Prague, 27 October 2005 (RFE/RL) -- Rashid Khalikov, the UN's chief aid coordinator in Pakistan, says the international community does not fully understand the magnitude of a humanitarian disaster now looming in Pakistan as a result of the 8 October earthquake.
Khalikov made the remarks at his tent office in the wrecked city of Muzaffarad -- the capital of Pakistani Kashmir -- after yesterday's UN aid conference in Geneva drew less than $16 million in immediate aid.
The 7.6-magnitude quake already is thought to have killed some 80,000 people. But Jan Egeland, the head of the UN Office for the Coordination of Humanitarian Affairs, says many more will die during the winter if more funds aren't donated quickly.
Egeland says the money is needed so that food stockpiles, tents, and other materials for shelter can be delivered before winter storms make large parts of the affected region inaccessible.
"We need more resources to save 2 million to 3 million lives. And we need much more resources in the next few days. It is really a deadline," Egeland says.
Altogether, the 60 countries at the conference pledged some $550 million in aid. But most is for the reconstruction of villages in Pakistani Kashmir or in Pakistan's Northwest Frontier Province. And that money will not be dispersed for months. The 3 million people made homeless by the earthquake need shelter before the harsh winter begins in about four weeks.
Pakistan's Federal Minister Salman Shah told yesterday's conference in Geneva that the need to shelter the homeless is a matter of life or death for millions.
"This was the worst disaster in the history of Pakistan. Just imagine destruction across an area equivalent to 70 percent of the size of Switzerland, with terrain even more rugged than the Alps that surround us today. The homeless alone are almost equivalent to half the population of Switzerland," Shah says.

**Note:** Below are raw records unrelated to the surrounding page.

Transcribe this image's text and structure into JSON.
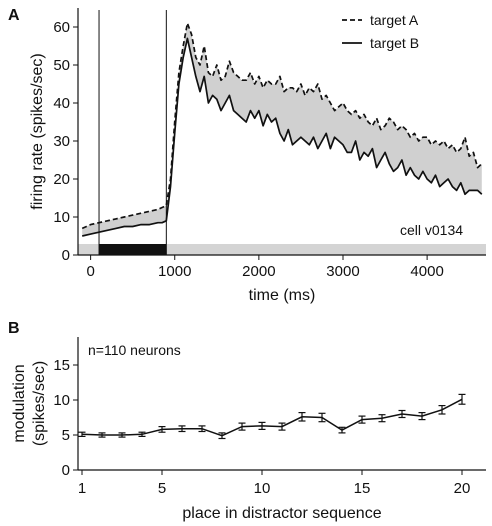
{
  "chart_data": [
    {
      "panel": "A",
      "type": "line",
      "xlabel": "time (ms)",
      "ylabel": "firing rate (spikes/sec)",
      "xlim": [
        -150,
        4700
      ],
      "ylim": [
        0,
        65
      ],
      "xticks": [
        0,
        1000,
        2000,
        3000,
        4000
      ],
      "yticks": [
        0,
        10,
        20,
        30,
        40,
        50,
        60
      ],
      "legend_position": "top-right",
      "annotation": "cell v0134",
      "shaded_difference": true,
      "event_markers_x": [
        100,
        900
      ],
      "stimulus_bar": {
        "start": 100,
        "end": 900,
        "color": "#111111"
      },
      "baseline_band_color": "#d4d4d4",
      "fill_color": "#d0d0d0",
      "series": [
        {
          "name": "target A",
          "line_style": "dashed",
          "x": [
            -100,
            0,
            100,
            200,
            300,
            400,
            500,
            600,
            700,
            800,
            850,
            900,
            950,
            1000,
            1050,
            1100,
            1150,
            1200,
            1250,
            1300,
            1350,
            1400,
            1450,
            1500,
            1550,
            1600,
            1650,
            1700,
            1750,
            1800,
            1850,
            1900,
            1950,
            2000,
            2050,
            2100,
            2150,
            2200,
            2250,
            2300,
            2350,
            2400,
            2450,
            2500,
            2550,
            2600,
            2650,
            2700,
            2750,
            2800,
            2850,
            2900,
            2950,
            3000,
            3050,
            3100,
            3150,
            3200,
            3250,
            3300,
            3350,
            3400,
            3450,
            3500,
            3550,
            3600,
            3650,
            3700,
            3750,
            3800,
            3850,
            3900,
            3950,
            4000,
            4050,
            4100,
            4150,
            4200,
            4250,
            4300,
            4350,
            4400,
            4450,
            4500,
            4550,
            4600,
            4650
          ],
          "y": [
            7,
            8,
            8.5,
            9,
            9.5,
            10,
            10.5,
            11,
            11.5,
            12,
            12.5,
            13,
            20,
            35,
            48,
            55,
            61,
            58,
            52,
            50,
            55,
            48,
            47,
            50,
            46,
            47,
            51,
            48,
            47,
            46,
            46,
            48,
            45,
            47,
            44,
            46,
            45,
            45,
            47,
            43,
            44,
            44,
            43,
            45,
            42,
            44,
            43,
            45,
            41,
            42,
            40,
            38,
            39,
            40,
            38,
            37,
            38,
            36,
            37,
            35,
            34,
            36,
            33,
            34,
            36,
            35,
            33,
            34,
            33,
            31,
            32,
            30,
            31,
            31,
            29,
            30,
            29,
            30,
            28,
            29,
            27,
            28,
            31,
            26,
            27,
            23,
            24
          ]
        },
        {
          "name": "target B",
          "line_style": "solid",
          "x": [
            -100,
            0,
            100,
            200,
            300,
            400,
            500,
            600,
            700,
            800,
            850,
            900,
            950,
            1000,
            1050,
            1100,
            1150,
            1200,
            1250,
            1300,
            1350,
            1400,
            1450,
            1500,
            1550,
            1600,
            1650,
            1700,
            1750,
            1800,
            1850,
            1900,
            1950,
            2000,
            2050,
            2100,
            2150,
            2200,
            2250,
            2300,
            2350,
            2400,
            2450,
            2500,
            2550,
            2600,
            2650,
            2700,
            2750,
            2800,
            2850,
            2900,
            2950,
            3000,
            3050,
            3100,
            3150,
            3200,
            3250,
            3300,
            3350,
            3400,
            3450,
            3500,
            3550,
            3600,
            3650,
            3700,
            3750,
            3800,
            3850,
            3900,
            3950,
            4000,
            4050,
            4100,
            4150,
            4200,
            4250,
            4300,
            4350,
            4400,
            4450,
            4500,
            4550,
            4600,
            4650
          ],
          "y": [
            5,
            5.5,
            6,
            6.5,
            7,
            7.5,
            7.5,
            8,
            8,
            8.5,
            8.5,
            9,
            18,
            32,
            45,
            52,
            57,
            52,
            47,
            43,
            47,
            40,
            42,
            41,
            38,
            40,
            42,
            38,
            37,
            36,
            35,
            38,
            36,
            38,
            34,
            37,
            35,
            36,
            32,
            30,
            33,
            29,
            30,
            31,
            30,
            29,
            31,
            28,
            30,
            32,
            28,
            31,
            30,
            29,
            27,
            27,
            30,
            25,
            27,
            26,
            28,
            23,
            25,
            27,
            24,
            22,
            23,
            25,
            21,
            23,
            21,
            20,
            22,
            20,
            19,
            21,
            18,
            19,
            20,
            18,
            17,
            19,
            16,
            17,
            17,
            17,
            16
          ]
        }
      ]
    },
    {
      "panel": "B",
      "type": "line",
      "xlabel": "place in distractor sequence",
      "ylabel": "modulation (spikes/sec)",
      "xlim": [
        0.8,
        21.2
      ],
      "ylim": [
        0,
        19
      ],
      "xticks": [
        1,
        5,
        10,
        15,
        20
      ],
      "yticks": [
        0,
        5,
        10,
        15
      ],
      "annotation": "n=110 neurons",
      "error_bars": true,
      "x": [
        1,
        2,
        3,
        4,
        5,
        6,
        7,
        8,
        9,
        10,
        11,
        12,
        13,
        14,
        15,
        16,
        17,
        18,
        19,
        20
      ],
      "values": [
        5.1,
        5.0,
        5.0,
        5.1,
        5.8,
        5.9,
        5.9,
        4.9,
        6.2,
        6.3,
        6.2,
        7.6,
        7.5,
        5.7,
        7.2,
        7.4,
        8.0,
        7.7,
        8.6,
        10.1
      ],
      "errors": [
        0.3,
        0.3,
        0.3,
        0.3,
        0.4,
        0.4,
        0.4,
        0.4,
        0.5,
        0.5,
        0.5,
        0.6,
        0.6,
        0.4,
        0.5,
        0.5,
        0.5,
        0.5,
        0.6,
        0.7
      ]
    }
  ]
}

Critics have noted the contrast between the response to the earthquake and the rapid tsunami-relief effort led by the U.S. government in January.

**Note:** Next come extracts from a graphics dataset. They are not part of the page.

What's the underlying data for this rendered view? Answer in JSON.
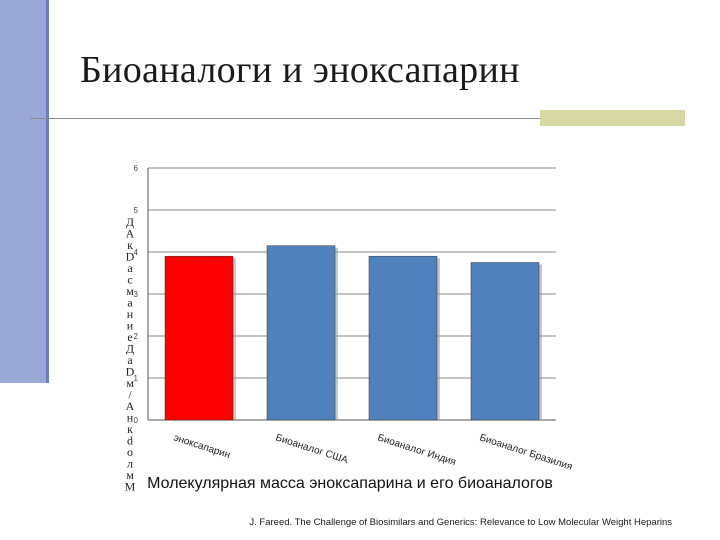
{
  "slide": {
    "title": "Биоаналоги и эноксапарин",
    "caption": "Молекулярная масса эноксапарина и его биоаналогов",
    "source": "J. Fareed. The Challenge of Biosimilars and Generics: Relevance to Low Molecular Weight Heparins"
  },
  "colors": {
    "sidebar": "#99a8d6",
    "accent_block": "#d6d7a3",
    "highlight_bar": "#ff0000",
    "bar": "#4f81bd"
  },
  "chart_data": {
    "type": "bar",
    "categories": [
      "эноксапарин",
      "Биоаналог США",
      "Биоаналог Индия",
      "Биоаналог Бразилия"
    ],
    "values": [
      3.9,
      4.15,
      3.9,
      3.75
    ],
    "bar_colors": [
      "#ff0000",
      "#4f81bd",
      "#4f81bd",
      "#4f81bd"
    ],
    "ylabel": "ДА кDа см ан ие ДаD м/ А нкdо лм М",
    "ylim": [
      0,
      6
    ],
    "yticks": [
      0,
      1,
      2,
      3,
      4,
      5,
      6
    ],
    "grid": true
  }
}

Some U.S. officials suggest that "aid fatigue" has set in after a series of natural disasters around the world -- including Hurricanes Katrina, Rita, and Wilma in the United States -- leaving policymakers tired and distracted.

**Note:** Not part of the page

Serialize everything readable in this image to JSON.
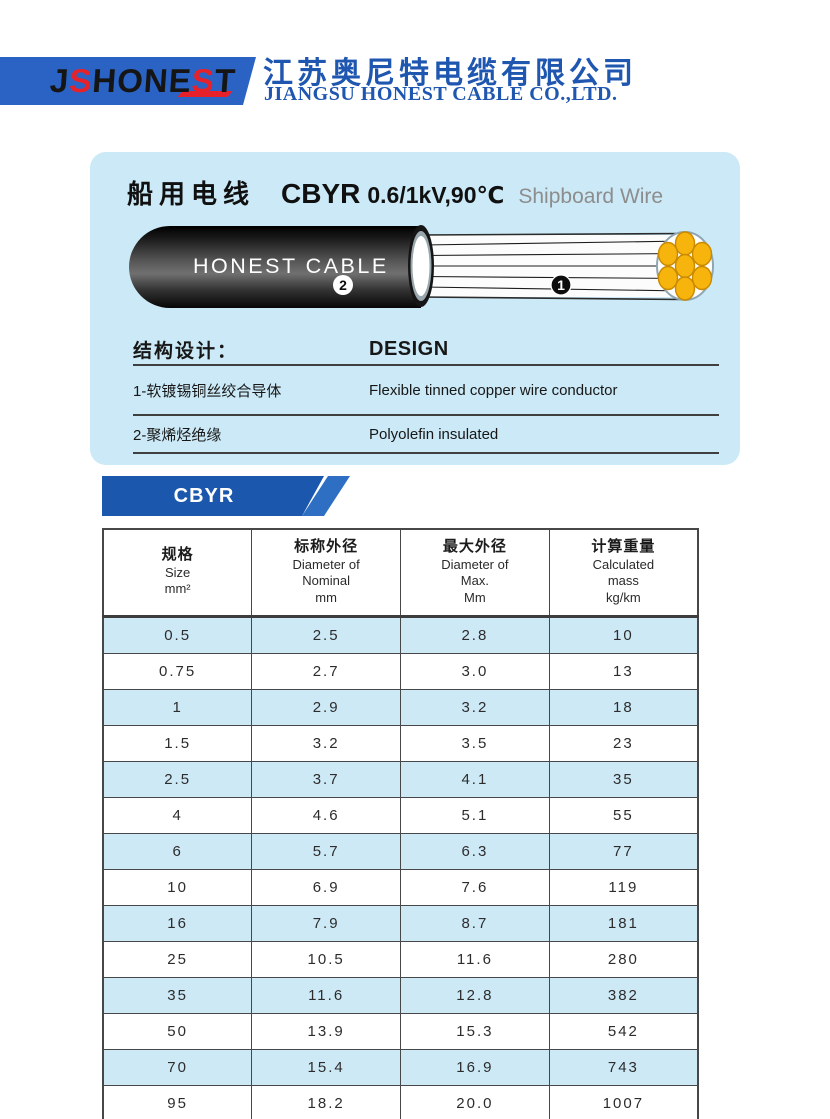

But Brendan Cox, an emergency specialist for the British-based Oxfam charity, says he thinks the idea of "aid fatigue" is being used as an excuse by government officials around the world to excuse habitually poor performance in reaction to major humanitarian disasters.
"We don't think that 'compassion fatigue' or 'aid fatigue' actually exists amongst the donor publics of the world. I think what you are seeing is donor governments who are not fatigued by crises -- rather, this is indicative of the way that the world responds," Cox says. "They respond too late. They respond with not enough money. And they respond only to those crises which are high in the headlines. That's what needs to change. And we hope that the continued passion for these issues by members of the public right across the world will motivate and spur governments on -- to make sure that they do give the aid that is required before this winter sets in."
The United States, for its part, announced a pledge totaling $156 million. That includes $50 million for humanitarian relief, $50 million for reconstruction and $56 million to support relief operations of the U.S. Defense Department.
That aid is in addition to about $25 million already spent by the United States for the immediate delivery of commodities and relief operations.
Still, immediate relief is in short supply for Pakistan's quake survivors. Cox says the urgency of the situation ultimately will make some people in Pakistan feel like their plight has been ignored.
"Unless you do have an adequate response to this emergency, then obviously people in the region will feel that the world has ignored them. The crux of this is changing the humanitarian system. The humanitarian system is failing. There is no doubt about that. And the world has agreed -- at the UN summit only in September -- a way forward," Cox says. "They've agreed that there should be a central fund so that when there is an emergency like this, you don't have to send around the begging bowl at the last minute waiting for funds to come in -- often coming in months after they are due. And therefore, thousands of people die unnecessarily. But instead, you have this central fund of about $1 billion so that when there is an emergency you can respond quickly [and] efficiently."
The Pakistani government is holding a reconstruction conference in November.
In the meantime, with some UN agencies already out of funds for relief operations in Pakistan, Khalikov, says UN officials will now have to go directly to potential donor governments -- especially in Muslim countries of the Middle East -- to plead for cash.